T5 is a kind of transfer learning where a model is first pre-trained on a data-rich task before being fine-tuned on a downstream task, and it has emerged as a powerful technique in NLP. T5 comes in many sizes: t5-small, t5-base, t5-large, t5-3b, and t5-11b. Based on the original t5-base model, Google developed a multilingual one called mT5. While the original model was trained on the C4 corpus, mT5 was trained on the mC4 corpus, which includes 101 languages.

Since T5 is a seq2seq model, it converts all NLP problems into text-to-text problems. So, you will always need two utterances to train your model. For machine translation tasks, the corpus is as follows: a sentence in language X, and a sentence in language Y. The sequence in the language X is fed to the model using input_ids. The sentence in language Y (also called the target sequence) is shifted to the right and fed to the decoder using decoder_input_ids.

Besides machine translation and text summarization, T5 is also suitable for text classification (check the Colab Notebook on how to implement this task with T5), named entity classification (check the Colab Notebook), and question answering (check the Colab Notebook). By the way, the first two tasks are not text-to-text ones.

XLNet is a bigger version of the Transformer-XL model that was trained using an autoregressive method to learn bidirectional contexts by choosing the one with the highest expected likelihood over all the different ways of putting the factorization order of the input sequence. XLNet is pretty hard to train; that's why XLNet is pre-trained using only a subset of the output tokens as targets, which are selected with the target_mapping input.

XLNet is good for classification tasks. Developers claim that XLNet outperforms BERT on 20 tasks, often by a large margin, including question answering, natural language inference, sentiment analysis, and document ranking.

Moreover, XLNet is one of the few models that has no sequence length limit.

BART uses a standard seq2seq/machine translation architecture with a bidirectional encoder and a left-to-right decoder. BART is outstanding for text generation tasks, though you can apply it to NLU tasks too. The model achieves new state-of-the-art results on a range of abstractive dialogue, question-answering, and summarization tasks, with gains of up to 6 ROUGE.
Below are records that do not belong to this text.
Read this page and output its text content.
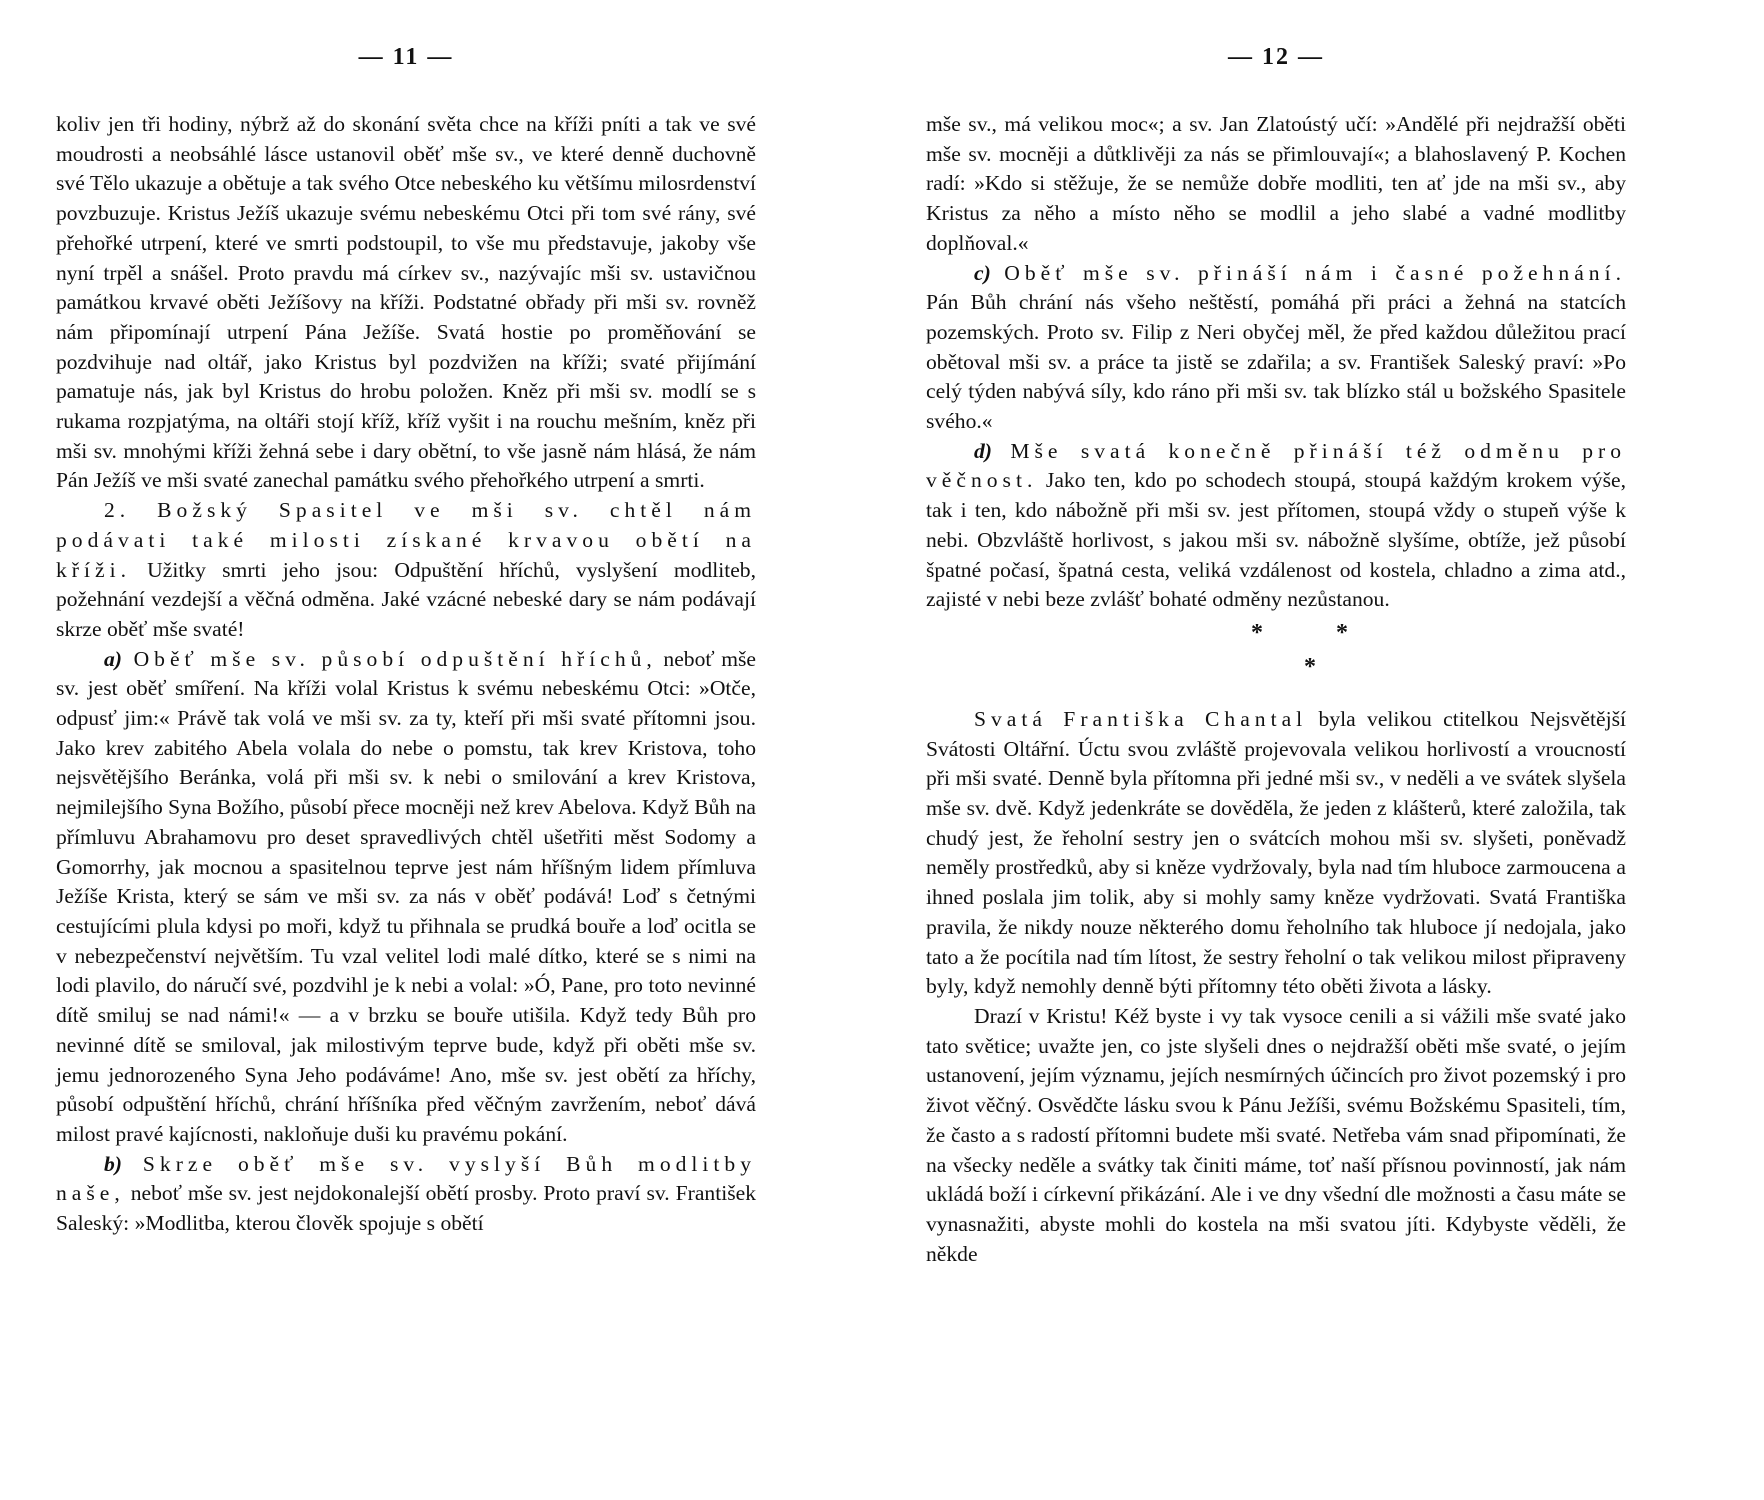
— 11 —

koliv jen tři hodiny, nýbrž až do skonání světa chce na kříži pníti a tak ve své moudrosti a neobsáhlé lásce ustanovil oběť mše sv., ve které denně duchovně své Tělo ukazuje a obětuje a tak svého Otce nebeského ku většímu milosrdenství povzbuzuje. Kristus Ježíš ukazuje svému nebeskému Otci při tom své rány, své přehořké utrpení, které ve smrti podstoupil, to vše mu představuje, jakoby vše nyní trpěl a snášel. Proto pravdu má církev sv., nazývajíc mši sv. ustavičnou památkou krvavé oběti Ježíšovy na kříži. Podstatné obřady při mši sv. rovněž nám připomínají utrpení Pána Ježíše. Svatá hostie po proměňování se pozdvihuje nad oltář, jako Kristus byl pozdvižen na kříži; svaté přijímání pamatuje nás, jak byl Kristus do hrobu položen. Kněz při mši sv. modlí se s rukama rozpjatýma, na oltáři stojí kříž, kříž vyšit i na rouchu mešním, kněz při mši sv. mnohými kříži žehná sebe i dary obětní, to vše jasně nám hlásá, že nám Pán Ježíš ve mši svaté zanechal památku svého přehořkého utrpení a smrti.

2. Božský Spasitel ve mši sv. chtěl nám podávati také milosti získané krvavou obětí na kříži. Užitky smrti jeho jsou: Odpuštění hříchů, vyslyšení modliteb, požehnání vezdejší a věčná odměna. Jaké vzácné nebeské dary se nám podávají skrze oběť mše svaté!

a) Oběť mše sv. působí odpuštění hříchů, neboť mše sv. jest oběť smíření. Na kříži volal Kristus k svému nebeskému Otci: »Otče, odpusť jim:« Právě tak volá ve mši sv. za ty, kteří při mši svaté přítomni jsou. Jako krev zabitého Abela volala do nebe o pomstu, tak krev Kristova, toho nejsvětějšího Beránka, volá při mši sv. k nebi o smilování a krev Kristova, nejmilejšího Syna Božího, působí přece mocněji než krev Abelova. Když Bůh na přímluvu Abrahamovu pro deset spravedlivých chtěl ušetřiti měst Sodomy a Gomorrhy, jak mocnou a spasitelnou teprve jest nám hříšným lidem přímluva Ježíše Krista, který se sám ve mši sv. za nás v oběť podává! Loď s četnými cestujícími plula kdysi po moři, když tu přihnala se prudká bouře a loď ocitla se v nebezpečenství největším. Tu vzal velitel lodi malé dítko, které se s nimi na lodi plavilo, do náručí své, pozdvihl je k nebi a volal: »Ó, Pane, pro toto nevinné dítě smiluj se nad námi!« — a v brzku se bouře utišila. Když tedy Bůh pro nevinné dítě se smiloval, jak milostivým teprve bude, když při oběti mše sv. jemu jednorozeného Syna Jeho podáváme! Ano, mše sv. jest obětí za hříchy, působí odpuštění hříchů, chrání hříšníka před věčným zavržením, neboť dává milost pravé kajícnosti, nakloňuje duši ku pravému pokání.

b) Skrze oběť mše sv. vyslyší Bůh modlitby naše, neboť mše sv. jest nejdokonalejší obětí prosby. Proto praví sv. František Saleský: »Modlitba, kterou člověk spojuje s obětí

— 12 —

mše sv., má velikou moc«; a sv. Jan Zlatoústý učí: »Andělé při nejdražší oběti mše sv. mocněji a důtklivěji za nás se přimlouvají«; a blahoslavený P. Kochen radí: »Kdo si stěžuje, že se nemůže dobře modliti, ten ať jde na mši sv., aby Kristus za něho a místo něho se modlil a jeho slabé a vadné modlitby doplňoval.«

c) Oběť mše sv. přináší nám i časné požehnání. Pán Bůh chrání nás všeho neštěstí, pomáhá při práci a žehná na statcích pozemských. Proto sv. Filip z Neri obyčej měl, že před každou důležitou prací obětoval mši sv. a práce ta jistě se zdařila; a sv. František Saleský praví: »Po celý týden nabývá síly, kdo ráno při mši sv. tak blízko stál u božského Spasitele svého.«

d) Mše svatá konečně přináší též odměnu pro věčnost. Jako ten, kdo po schodech stoupá, stoupá každým krokem výše, tak i ten, kdo nábožně při mši sv. jest přítomen, stoupá vždy o stupeň výše k nebi. Obzvláště horlivost, s jakou mši sv. nábožně slyšíme, obtíže, jež působí špatné počasí, špatná cesta, veliká vzdálenost od kostela, chladno a zima atd., zajisté v nebi beze zvlášť bohaté odměny nezůstanou.

*	*
*

Svatá Františka Chantal byla velikou ctitelkou Nejsvětější Svátosti Oltářní. Úctu svou zvláště projevovala velikou horlivostí a vroucností při mši svaté. Denně byla přítomna při jedné mši sv., v neděli a ve svátek slyšela mše sv. dvě. Když jedenkráte se dověděla, že jeden z klášterů, které založila, tak chudý jest, že řeholní sestry jen o svátcích mohou mši sv. slyšeti, poněvadž neměly prostředků, aby si kněze vydržovaly, byla nad tím hluboce zarmoucena a ihned poslala jim tolik, aby si mohly samy kněze vydržovati. Svatá Františka pravila, že nikdy nouze některého domu řeholního tak hluboce jí nedojala, jako tato a že pocítila nad tím lítost, že sestry řeholní o tak velikou milost připraveny byly, když nemohly denně býti přítomny této oběti života a lásky.

Drazí v Kristu! Kéž byste i vy tak vysoce cenili a si vážili mše svaté jako tato světice; uvažte jen, co jste slyšeli dnes o nejdražší oběti mše svaté, o jejím ustanovení, jejím významu, jejích nesmírných účincích pro život pozemský i pro život věčný. Osvědčte lásku svou k Pánu Ježíši, svému Božskému Spasiteli, tím, že často a s radostí přítomni budete mši svaté. Netřeba vám snad připomínati, že na všecky neděle a svátky tak činiti máme, toť naší přísnou povinností, jak nám ukládá boží i církevní přikázání. Ale i ve dny všední dle možnosti a času máte se vynasnažiti, abyste mohli do kostela na mši svatou jíti. Kdybyste věděli, že někde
GPT, which stands for "Generative Pre-trained Transformer," is a type of language model developed by OpenAI. GPT is an autoregressive model, generating text sequentially from left to right. It predicts the next word in a sentence by considering the preceding words. The training of GPT follows a unidirectional (causal) language modeling objective. It focuses on predicting the next word based on contextual information from previous words. The GPT model can be used for various applications, including content creation, language translation, question-answering systems, chatbots, and more. The models have been particularly successful in generating human-like responses in conversational settings. The most recent version of GPT is GPT-4, which was released in 2023.

Comparison of different Transformer models:

Conclusion

In this topic, you have learned more about:

• transformers as language models;
• the most popular transformers;
• the NLP tasks that could be done with transformers.